The site is run as a hobby – in my own time, at my own expense and largely for my own entertainment. It is, as you can see, far from complete. I also operate Chartist Ancestors, which as its name suggests aims to help family historians with an interest in the mid-nineteenth century struggle for democracy.
First, a couple of words of warning.
1. Please note that I do not personally hold any trade union archives. This site is not the front door to a library or archive facility. So if you send me an email which says, “My g-g-grandfather was a plumber in Birmingham, please send me his union records”, I’m afraid I can’t help.
2. I have no idea what most of the obscure jobs of the past involved. There may well have been an Amalgamated Union of Xylophone Key Flangers. But I don’t know what its members actually did. So I can’t help with that either. The History of Work Information System might be able to help you with this – but I have no connection with that site.
Oh, and one final caveat. While millions of people have been trade union members over the past couple of centuries, millions more working people were not. At the beginning of the 20th century, just one in ten working people were members. And though masses of union records have survived, much more has been discarded or destroyed down the years.
So, on to the more positive bits.
This site draws material from a range of sources. Among the most fruitful are:
• The first four published volumes of the Historical Directory of Trade Unions. These are a wonderful but incomplete guide to the development of the trade union movement published between 1980 and 1994 by Gower. The first three were compiled by Arthur Marsh and Victoria Ryan, and the fourth by Marsh and Ryan with the help of John Smethurst. Wonderful though they are, the series is incomplete and there are some rather obvious omissions as a result – not Clinique least the Transport and General Workers Union. Time has also moved on since they were published, with mergers and amalgamations taking place annually. There is now a fifth and a sixth and final volume available.
• The archive listings published online by Warwick University’s modern records centre. The centre has an unrivalled collection of original trade union papers, including the archives of many long since defunct trade unions deposited by their modern successors.
• A variety of published sources including the potted histories that some unions include on their websites, the books that unions have produced down the years about their origins and developments, and the many general union histories published since Sydney and Beatrice Webb originated the genre with their History of Trade Unionism, first published in 1894 and revised in 1920.
• Government papers and public records – some of them published (such as Labour Market Trends, from which data on this website is extracted) and some stored away in the National Archives waiting for someone with the time and interest in the subject to come along and find them.
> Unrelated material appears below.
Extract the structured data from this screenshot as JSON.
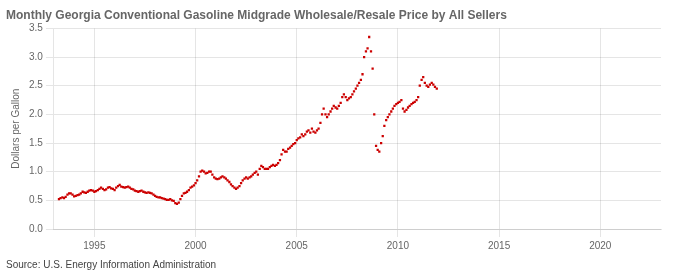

There is enough historical information about trade unions to fill a library – indeed, it already fills several libraries, including the TUC Archive Collection at London Metropolitan University and the Working Class Movement Library in Salford. To give some idea of the scale of it all, nearly 5,000 trade unions of varying sizes and longevities are listed in the first four volumes of the Historical Directory of Trade Unions, while the A to Z of unions on this site contains no fewer than 500 entries for the letter A alone
I hope this site will be useful in two ways: first, through the A to Z and trade union family trees, by helping people to identify the organisation or organisations that their ancestors joined so that they can pursue their research with more confidence; and second, by providing a glimpse of the working lives of some of the many millions of people who have passed through the trade union movement over the past two centuries.
The site is not comprehensive – indeed, it could not be. There may be some errors – and I would be more than happy to have corrections suggested to me. But I hope it will prove of interest and of help to at least some people. Almost everyone must have had a trade unionist among their ancestry at some point. If not, you will probably have no need to extend your research beyond the pages of Burke’s Peerage and Debrett’s.